Nurses at 21 Kaiser Permanente hospitals, including two in San Mateo County, plan to picket later this month over what they say is "persistently inadequate” staffing in emergency care which leads to patients being turned away.
The afternoon picket planned for Dec. 19 includes the South San Francisco and Redwood City medical centers.
The nurses are alarmed that Kaiser Permanente is "consistently and systematically failing to provide sufficient staff to take care of their patients, Zenei Cortez, co-president of the California Nurses Association wrote in a letter to incoming Kaiser CEO Bernard Tyson.
Comments from Cortez’s letter were released Friday in the announcement of the strike by CNA and National Nurses United.
CNA, which represents 17,000 nurses at Kaiser Permanente facilities, claims short staffing is a chronic problem throughout the hospitals but in particular emergency rooms, labor and delivery and general medical units.
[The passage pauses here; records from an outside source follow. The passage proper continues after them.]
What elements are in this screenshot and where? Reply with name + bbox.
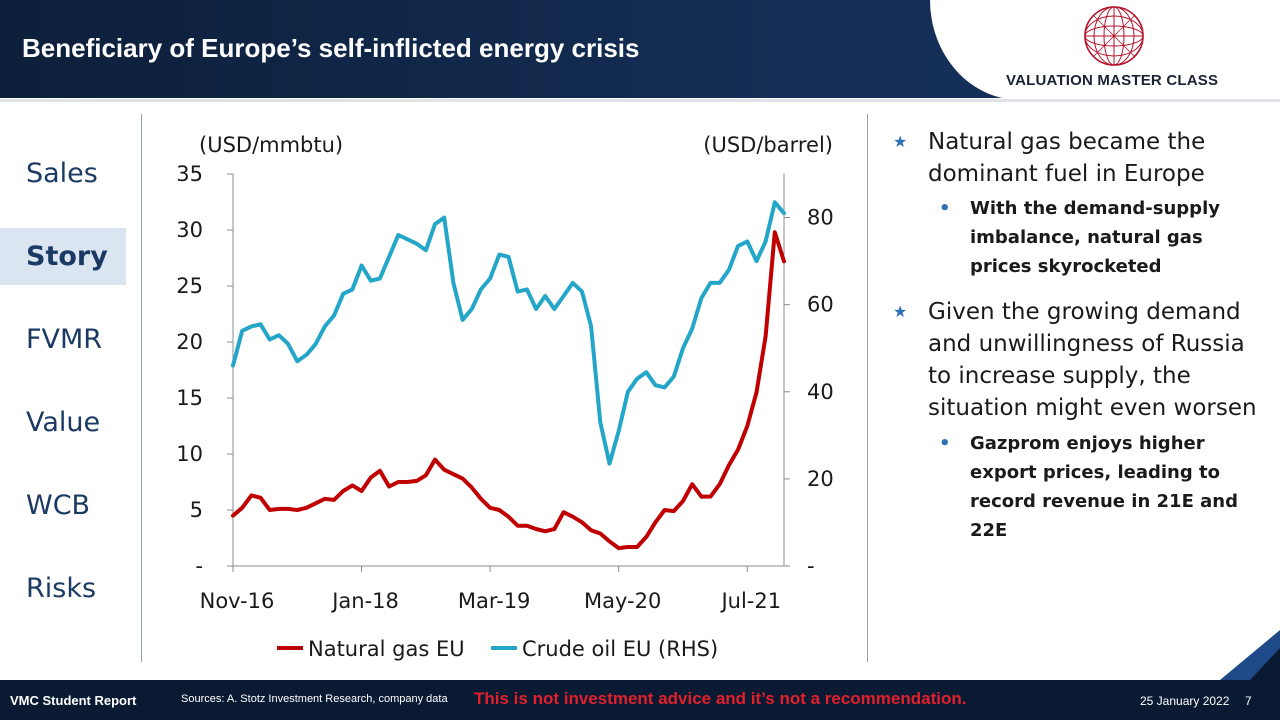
series-line-crude-oil [231,200,786,466]
bullet-1: ★ Natural gas became the dominant fuel i… [893,126,1263,190]
footer-sources: Sources: A. Stotz Investment Research, c… [181,693,448,705]
nav-item-fvmr[interactable]: FVMR [26,324,103,355]
left-tick-label: 35 [176,162,203,186]
x-tick-label: Nov-16 [200,589,275,613]
nav-item-wcb[interactable]: WCB [26,490,91,521]
bullet-dot-icon: • [939,433,951,454]
page-title: Beneficiary of Europe’s self-inflicted e… [22,33,640,63]
left-tick-label: 5 [190,498,203,522]
right-tick-label: - [807,554,815,578]
left-tick-label: 10 [176,442,203,466]
left-tick-label: 25 [176,274,203,298]
nav-item-sales[interactable]: Sales [26,158,98,189]
right-tick-label: 20 [807,467,834,491]
left-tick-label: 20 [176,330,203,354]
globe-icon [1084,6,1144,66]
footer-corner-decoration [1220,630,1280,680]
header-divider [0,99,1280,102]
nav-item-risks[interactable]: Risks [26,573,97,604]
right-tick-label: 80 [807,206,834,230]
left-tick-label: - [195,554,203,578]
chart-axes: - 5 10 15 20 25 30 35 - 20 40 60 80 Nov-16 Jan-18 Mar-1… [176,162,833,613]
right-tick-label: 60 [807,293,834,317]
legend-label-crude-oil: Crude oil EU (RHS) [522,637,718,661]
star-icon: ★ [893,132,908,151]
bullet-2: ★ Given the growing demand and unwilling… [893,296,1263,424]
chart-series [231,200,786,551]
x-tick-label: Mar-19 [458,589,531,613]
bullet-1-text: Natural gas became the dominant fuel in … [928,129,1206,187]
footer-bar [0,680,1280,720]
left-tick-label: 30 [176,218,203,242]
right-axis-unit: (USD/barrel) [703,133,833,157]
footer-disclaimer: This is not investment advice and it’s n… [474,689,967,708]
chart-divider [867,114,868,662]
x-tick-label: Jan-18 [330,589,399,613]
nav-item-value[interactable]: Value [26,407,101,438]
logo-panel [930,0,1280,100]
footer-date: 25 January 2022 [1140,694,1230,708]
footer-page-number: 7 [1245,694,1252,708]
x-tick-label: May-20 [584,589,661,613]
bullet-2-sub-text: Gazprom enjoys higher export prices, lea… [970,433,1238,541]
x-tick-label: Jul-21 [719,589,781,613]
left-tick-label: 15 [176,386,203,410]
nav-divider [141,114,142,662]
footer-report-name: VMC Student Report [10,693,137,708]
legend-label-natural-gas: Natural gas EU [308,637,465,661]
bullet-2-sub: • Gazprom enjoys higher export prices, l… [893,429,1263,545]
star-icon: ★ [893,302,908,321]
right-tick-label: 40 [807,380,834,404]
left-axis-unit: (USD/mmbtu) [199,133,343,157]
bullet-dot-icon: • [939,198,951,219]
chart-legend: Natural gas EU Crude oil EU (RHS) [277,637,718,661]
bullet-1-sub-text: With the demand-supply imbalance, natura… [970,198,1220,277]
bullet-1-sub: • With the demand-supply imbalance, natu… [893,194,1263,281]
energy-price-chart: (USD/mmbtu) (USD/barrel) -5101520253035-… [176,133,833,661]
nav-item-story[interactable]: Story [0,228,126,285]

Kaiser also sends patients home prematurely, CNA contends.
Specifically, the nurses are asking the organization to immediately address short staffing by making decisions on patient need rather than regional budget goals, admit all patients who need care rather than first placing them in 23-hour observation units and staff hospitals with permanent nurses rather than overly relying on temporary and travel RNs.
Kaiser Permanente officials expressed disappointment about the planned picketing because they are vigilant about patient safety and care.
"The union leadership’s claims about Kaiser Permanente have little to do with facts, and are a tremendous disservice to the outstanding work being done each and every day by our nurses, physicians and staff on behalf of our members and patients,” Gay Westfall, senior vice president of Kaiser Foundation Hospitals and Health Plan Northern California, said in a prepared statement.
Picketing will happen from 2 p.m. to 6 p.m. Wednesday, Dec. 19.